未作歇息,罗氏女便有些心急的说着,虽然她也忌讳着‘麻病’,但是救人如救火,丝毫耽误不得。
“也好,不过清儿你们可要当心。”
杨延昭有些担忧,徐少阳却是从怀中取出一只羊脂白玉瓶,从中倒出两颗朱红丹药,“这还是从小师叔处讨来的避毒丸,可以抵挡毒物十数天,两位姑娘将它吃下去,或许能有些功效。”
闻言,杨延昭大喜,罗氏女与林默娘则是依言服下,继而在祝炎的带领下,往着那暂时安置染病的族人之地走去。
正走着,却看到祝星抱着个空竹篮迎面走来,见到杨延昭等人,小丫头怯怯的站到一旁,见到她,徐少阳不禁多看了两眼,这才跟上快要离去的众人。
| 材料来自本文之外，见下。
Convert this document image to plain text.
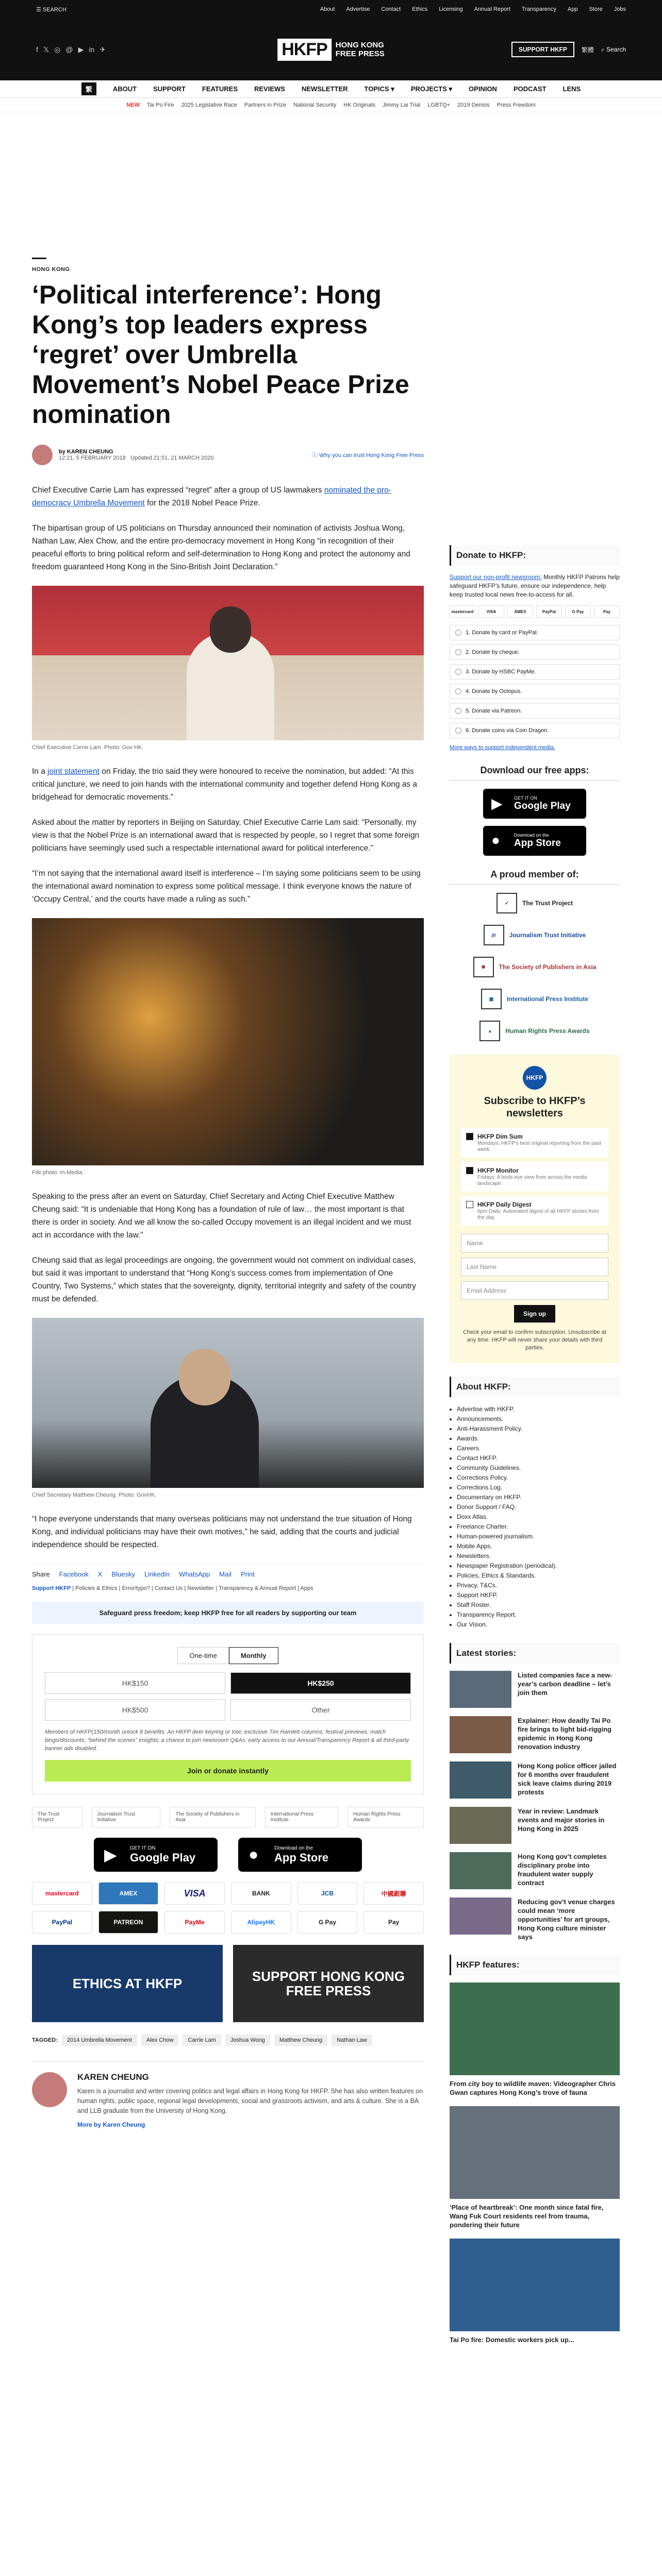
☰ SEARCH	About Advertise Contact Ethics Licensing Annual Report Transparency App Store Jobs
f 𝕏 ◎ @ ▶ in ✈	HKFP	HONG KONG
FREE PRESS	SUPPORT HKFP	繁體 ⌕ Search
繁	ABOUT SUPPORT FEATURES REVIEWS NEWSLETTER TOPICS ▾ PROJECTS ▾ OPINION PODCAST LENS
NEW Tai Po Fire 2025 Legislative Race Partners in Prize National Security HK Originals Jimmy Lai Trial LGBTQ+ 2019 Demos Press Freedom
HONG KONG
‘Political interference’: Hong Kong’s top leaders express ‘regret’ over Umbrella Movement’s Nobel Peace Prize nomination
by KAREN CHEUNG
12:21, 5 FEBRUARY 2018 Updated 21:51, 21 MARCH 2020	ⓘ Why you can trust Hong Kong Free Press

Chief Executive Carrie Lam has expressed “regret” after a group of US lawmakers nominated the pro-democracy Umbrella Movement for the 2018 Nobel Peace Prize.

The bipartisan group of US politicians on Thursday announced their nomination of activists Joshua Wong, Nathan Law, Alex Chow, and the entire pro-democracy movement in Hong Kong “in recognition of their peaceful efforts to bring political reform and self-determination to Hong Kong and protect the autonomy and freedom guaranteed Hong Kong in the Sino-British Joint Declaration.”

Chief Executive Carrie Lam. Photo: Gov HK.

In a joint statement on Friday, the trio said they were honoured to receive the nomination, but added: “At this critical juncture, we need to join hands with the international community and together defend Hong Kong as a bridgehead for democratic movements.”

Asked about the matter by reporters in Beijing on Saturday, Chief Executive Carrie Lam said: “Personally, my view is that the Nobel Prize is an international award that is respected by people, so I regret that some foreign politicians have seemingly used such a respectable international award for political interference.”

“I’m not saying that the international award itself is interference – I’m saying some politicians seem to be using the international award nomination to express some political message. I think everyone knows the nature of ‘Occupy Central,’ and the courts have made a ruling as such.”

File photo: In-Media.

Speaking to the press after an event on Saturday, Chief Secretary and Acting Chief Executive Matthew Cheung said: “It is undeniable that Hong Kong has a foundation of rule of law… the most important is that there is order in society. And we all know the so-called Occupy movement is an illegal incident and we must act in accordance with the law.”

Cheung said that as legal proceedings are ongoing, the government would not comment on individual cases, but said it was important to understand that “Hong Kong’s success comes from implementation of One Country, Two Systems,” which states that the sovereignty, dignity, territorial integrity and safety of the country must be defended.

Chief Secretary Matthew Cheung. Photo: GovHK.

“I hope everyone understands that many overseas politicians may not understand the true situation of Hong Kong, and individual politicians may have their own motives,” he said, adding that the courts and judicial independence should be respected.

Share Facebook X Bluesky LinkedIn WhatsApp Mail Print
Support HKFP | Policies & Ethics | Error/typo? | Contact Us | Newsletter | Transparency & Annual Report | Apps
Safeguard press freedom; keep HKFP free for all readers by supporting our team
One-time	Monthly
HK$150	HK$250
HK$500	Other
Members of HKFP(150/month unlock 8 benefits: An HKFP deer keyring or tote; exclusive Tim Hamlett columns; festival previews; match bingo/discounts; “behind the scenes” insights; a chance to join newsroom Q&As; early access to our Annual/Transparency Report & all third-party banner ads disabled.
Join or donate instantly
The Trust Project
Journalism Trust Initiative
The Society of Publishers in Asia
International Press Institute
Human Rights Press Awards
▶	GET IT ON
Google Play	●	Download on the
App Store
mastercard	AMEX	VISA	BANK	JCB	中國銀聯
PayPal	PATREON	PayMe	AlipayHK	G Pay	Pay
ETHICS AT HKFP	SUPPORT HONG KONG FREE PRESS
TAGGED:	2014 Umbrella Movement	Alex Chow	Carrie Lam	Joshua Wong	Matthew Cheung	Nathan Law
KAREN CHEUNG

Karen is a journalist and writer covering politics and legal affairs in Hong Kong for HKFP. She has also written features on human rights, public space, regional legal developments, social and grassroots activism, and arts & culture. She is a BA and LLB graduate from the University of Hong Kong.

More by Karen Cheung
Donate to HKFP:

Support our non-profit newsroom: Monthly HKFP Patrons help safeguard HKFP’s future, ensure our independence, help keep trusted local news free-to-access for all.

mastercard	VISA	AMEX	PayPal	G Pay	Pay
1. Donate by card or PayPal.
2. Donate by cheque.
3. Donate by HSBC PayMe.
4. Donate by Octopus.
5. Donate via Patreon.
6. Donate coins via Coin Dragon.
More ways to support independent media.
Download our free apps:
▶ GET IT ON
Google Play
●	Download on the
App Store
A proud member of:
✓	The Trust Project
jti	Journalism Trust Initiative
✺	The Society of Publishers in Asia
▦	International Press Institute
▲	Human Rights Press Awards
HKFP
Subscribe to HKFP’s newsletters
HKFP Dim Sum
Mondays: HKFP’s best original reporting from the past week.
HKFP Monitor
Fridays: A birds-eye view from across the media landscape.
HKFP Daily Digest
6pm Daily: Automated digest of all HKFP stories from the day.
Name
Last Name
Email Address
Sign up
Check your email to confirm subscription. Unsubscribe at any time. HKFP will never share your details with third parties.
About HKFP:
• Advertise with HKFP.
• Announcements.
• Anti-Harassment Policy.
• Awards.
• Careers.
• Contact HKFP.
• Community Guidelines.
• Corrections Policy.
• Corrections Log.
• Documentary on HKFP.
• Donor Support / FAQ.
• Doxx Atlas.
• Freelance Charter.
• Human-powered journalism.
• Mobile Apps.
• Newsletters.
• Newspaper Registration (periodical).
• Policies, Ethics & Standards.
• Privacy, T&Cs.
• Support HKFP.
• Staff Roster.
• Transparency Report.
• Our Vision.
Latest stories:
Listed companies face a new-year’s carbon deadline – let’s join them
Explainer: How deadly Tai Po fire brings to light bid-rigging epidemic in Hong Kong renovation industry
Hong Kong police officer jailed for 6 months over fraudulent sick leave claims during 2019 protests
Year in review: Landmark events and major stories in Hong Kong in 2025
Hong Kong gov’t completes disciplinary probe into fraudulent water supply contract
Reducing gov’t venue charges could mean ‘more opportunities’ for art groups, Hong Kong culture minister says
HKFP features:
From city boy to wildlife maven: Videographer Chris Gwan captures Hong Kong’s trove of fauna
‘Place of heartbreak’: One month since fatal fire, Wang Fuk Court residents reel from trauma, pondering their future
Tai Po fire: Domestic workers pick up...
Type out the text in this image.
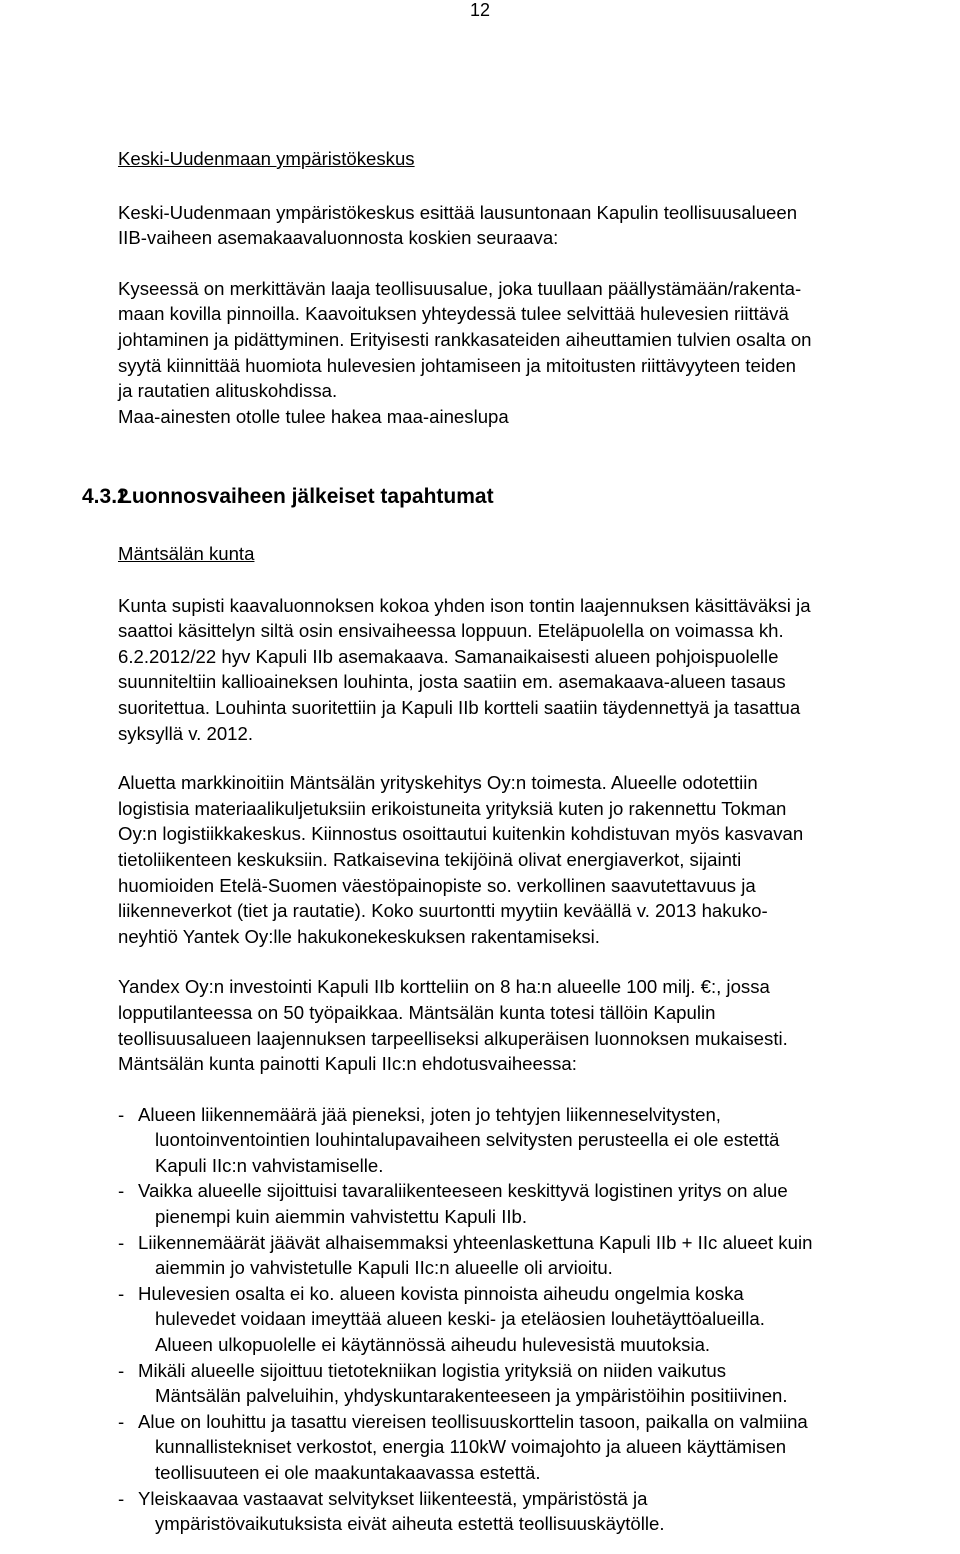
12
Keski-Uudenmaan ympäristökeskus
Keski-Uudenmaan ympäristökeskus esittää lausuntonaan Kapulin teollisuusalueen
IIB-vaiheen asemakaavaluonnosta koskien seuraava:
Kyseessä on merkittävän laaja teollisuusalue, joka tuullaan päällystämään/rakenta-
maan kovilla pinnoilla. Kaavoituksen yhteydessä tulee selvittää hulevesien riittävä
johtaminen ja pidättyminen. Erityisesti rankkasateiden aiheuttamien tulvien osalta on
syytä kiinnittää huomiota hulevesien johtamiseen ja mitoitusten riittävyyteen teiden
ja rautatien alituskohdissa.
Maa-ainesten otolle tulee hakea maa-aineslupa
4.3.2Luonnosvaiheen jälkeiset tapahtumat
Mäntsälän kunta
Kunta supisti kaavaluonnoksen kokoa yhden ison tontin laajennuksen käsittäväksi ja
saattoi käsittelyn siltä osin ensivaiheessa loppuun. Eteläpuolella on voimassa kh.
6.2.2012/22 hyv Kapuli IIb asemakaava. Samanaikaisesti alueen pohjoispuolelle
suunniteltiin kallioaineksen louhinta, josta saatiin em. asemakaava-alueen tasaus
suoritettua. Louhinta suoritettiin ja Kapuli IIb kortteli saatiin täydennettyä ja tasattua
syksyllä v. 2012.
Aluetta markkinoitiin Mäntsälän yrityskehitys Oy:n toimesta. Alueelle odotettiin
logistisia materiaalikuljetuksiin erikoistuneita yrityksiä kuten jo rakennettu Tokman
Oy:n logistiikkakeskus. Kiinnostus osoittautui kuitenkin kohdistuvan myös kasvavan
tietoliikenteen keskuksiin. Ratkaisevina tekijöinä olivat energiaverkot, sijainti
huomioiden Etelä-Suomen väestöpainopiste so. verkollinen saavutettavuus ja
liikenneverkot (tiet ja rautatie). Koko suurtontti myytiin keväällä v. 2013 hakuko-
neyhtiö Yantek Oy:lle hakukonekeskuksen rakentamiseksi.
Yandex Oy:n investointi Kapuli IIb kortteliin on 8 ha:n alueelle 100 milj. €:, jossa
lopputilanteessa on 50 työpaikkaa. Mäntsälän kunta totesi tällöin Kapulin
teollisuusalueen laajennuksen tarpeelliseksi alkuperäisen luonnoksen mukaisesti.
Mäntsälän kunta painotti Kapuli IIc:n ehdotusvaiheessa:
- Alueen liikennemäärä jää pieneksi, joten jo tehtyjen liikenneselvitysten,
luontoinventointien louhintalupavaiheen selvitysten perusteella ei ole estettä
Kapuli IIc:n vahvistamiselle.
- Vaikka alueelle sijoittuisi tavaraliikenteeseen keskittyvä logistinen yritys on alue
pienempi kuin aiemmin vahvistettu Kapuli IIb.
- Liikennemäärät jäävät alhaisemmaksi yhteenlaskettuna Kapuli IIb + IIc alueet kuin
aiemmin jo vahvistetulle Kapuli IIc:n alueelle oli arvioitu.
- Hulevesien osalta ei ko. alueen kovista pinnoista aiheudu ongelmia koska
hulevedet voidaan imeyttää alueen keski- ja eteläosien louhetäyttöalueilla.
Alueen ulkopuolelle ei käytännössä aiheudu hulevesistä muutoksia.
- Mikäli alueelle sijoittuu tietotekniikan logistia yrityksiä on niiden vaikutus
Mäntsälän palveluihin, yhdyskuntarakenteeseen ja ympäristöihin positiivinen.
- Alue on louhittu ja tasattu viereisen teollisuuskorttelin tasoon, paikalla on valmiina
kunnallistekniset verkostot, energia 110kW voimajohto ja alueen käyttämisen
teollisuuteen ei ole maakuntakaavassa estettä.
- Yleiskaavaa vastaavat selvitykset liikenteestä, ympäristöstä ja
ympäristövaikutuksista eivät aiheuta estettä teollisuuskäytölle.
到了简陋的木屋中,大多的病患皆是软弱无力的依靠在桌前,更有甚者已是昏迷在木床上,其中,病情较为严重的阿姊已开始胡言乱语。
看到小丫头那痛楚的模样,祝戎父子皆是面露不忍之色,罗氏女从林默娘手中接过药箱,径直的走上前。
望闻问切,医家四术有条不紊的进行着,一旁的杨延昭则是头皮紧绷,心不自觉的提在了半空中。
花了大半个时辰,罗氏女才将二三十患病的寨民全都查看了一遍,收了手中的银针,随着杨延昭等人回到寨子中。
让祝炎遣人煮了热水,未说话,几人一番清洗,衣物全都烧毁了,既然没有防护器具,所穿的衣服只能当做一次性的来使用了。
穿着祝炎找来,略显得宽大的短卦,即便徐少阳也是耐不住杨延昭的硬磨,将那长衫给换去了。
“怎么样,清儿,你可有良方?”
大屋中,杨延昭轻声问着眉头有些紧锁的罗氏女,祝戎父子眼中满是期望之色,那祝力更是应声而站,似乎这样才能听得清楚些。
后者沉思良久,适才缓缓开口道,“刚才奴家查看了,‘麻’病之症已经到了膏肓之际,要想医治,只怕是有些……”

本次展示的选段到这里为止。